Seems to me the drugs policy's are a game, catch some using recreational drugs that dont' matter to make it seem like the authorities are 'hard on drugs' when infact they have weak policies until recently on catching the real crooks, the use of performance drugs.
I would not infact make recreational drug use an offense or made public, as long as the player accepted a treatment program. There is no advantage from these drugs, and infact a disadvantage obivously. If the point is to avoid bad role models, then why alcohol isn't in a 'recreational drug'.

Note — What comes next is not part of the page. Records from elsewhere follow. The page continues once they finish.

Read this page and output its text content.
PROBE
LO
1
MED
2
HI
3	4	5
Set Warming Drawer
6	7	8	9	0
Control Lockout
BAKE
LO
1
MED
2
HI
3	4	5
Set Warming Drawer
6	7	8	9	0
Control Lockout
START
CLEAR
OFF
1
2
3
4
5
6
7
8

On the flip side, the policy on all sport to performance drug is totally a game and weak, it needs to be criminalized as a felony crime, as that's what it is. When you beat an opponent by cheating, your committing fraud with huge financial gain, just as if you forged a check,often for hundrends of thousands if not many millions of dollars.
I also believe Federer's idea of keeping sample 8 years is vital, because its very unlikely you catch anyone at the time, as drugs are always ahead of the testing. That way when testing finally catches up to the new designer drug, they will be caught retro-actively , and ought to be charged as a felony.
Many are focussing on how Agassi talked his way out of it, again no surprise, tours don't want to damage their image. Ultimately an outside authority for ALL sports needs to exist, who doesn't have a financial interest in avoiding 'bad publicity'.